Vantaggi
Honestly, the people are the best part of this company. Even amid constant chaos, shifting processes, and pressure, I made real friendships that have outlasted my time there. Compensation is solid - there's an annual bonus, and for a while, quarterly bonuses too, which was a nice touch. The company never skimped on its people: two corporate events in Dubai were absolutely top-tier, and there were thoughtful perks like gifts for birthdays, childbirth, and weddings, plus access to an online therapy service. Career growth was genuinely achievable if you were bold enough to push for a new role. There was also a social club in Cyprus that helped newcomers integrate - something that matters enormously when you've just relocated to a new country.
Svantaggi
Behind the polished corporate culture lies a management style built on fear, led by managers who control through intimidation rather than support. Same-day terminations were routine: your colleague smiles at you today, and tomorrow you find their empty desk, personal belongings still scattered on it. New hires were required to take a polygraph test during onboarding - a telling sign of how little the company trusts its own people. In practice, Russian was the dominant working language, leaving English-speaking employees feeling sidelined. Then there's HR, which deserves a chapter of its own: after almost any conversation with an HRBP, you walk away feeling small - reassured that you're doing fine, while vague "rumors" about your performance are somehow implied in the same breath. Bringing up a salary increase reliably hit a wall, so most people learned to avoid HR altogether unless absolutely necessary.
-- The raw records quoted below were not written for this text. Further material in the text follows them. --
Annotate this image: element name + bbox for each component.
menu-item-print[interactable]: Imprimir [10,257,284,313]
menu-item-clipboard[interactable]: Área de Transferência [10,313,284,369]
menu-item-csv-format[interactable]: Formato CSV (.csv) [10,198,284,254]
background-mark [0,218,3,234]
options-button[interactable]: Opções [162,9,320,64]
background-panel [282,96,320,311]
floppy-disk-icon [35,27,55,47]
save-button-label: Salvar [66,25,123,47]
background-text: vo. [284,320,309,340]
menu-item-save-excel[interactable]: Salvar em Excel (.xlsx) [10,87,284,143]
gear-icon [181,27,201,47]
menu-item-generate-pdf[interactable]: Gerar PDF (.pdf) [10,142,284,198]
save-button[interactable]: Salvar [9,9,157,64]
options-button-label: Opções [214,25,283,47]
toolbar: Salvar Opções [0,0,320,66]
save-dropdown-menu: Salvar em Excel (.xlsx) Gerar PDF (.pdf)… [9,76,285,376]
Processes are strikingly opaque: some colleagues had company cars, but asking how that was decided got you nothing but a shrug and a vague "you have to earn it." The lowest point was the relocation push to Spain, where employees who chose to stay in Cyprus were slowly and deliberately worn down until they resigned "voluntarily" - endless vague promises of "more details soon" made every single day feel uncertain. The Spain relocation itself followed the same familiar playbook: new contracts, a fresh six-month probation period, and that probation quietly used as extra leverage over people. On top of that, the toxic culture also showed up in performance reviews: they were used as a tool of punishment rather than a way to actually help people grow. In 1-on-1s you could count on getting a bucket of criticism dumped on you, just to remind you of "your place." The company adopted the practice on paper but never adopted its actual purpose.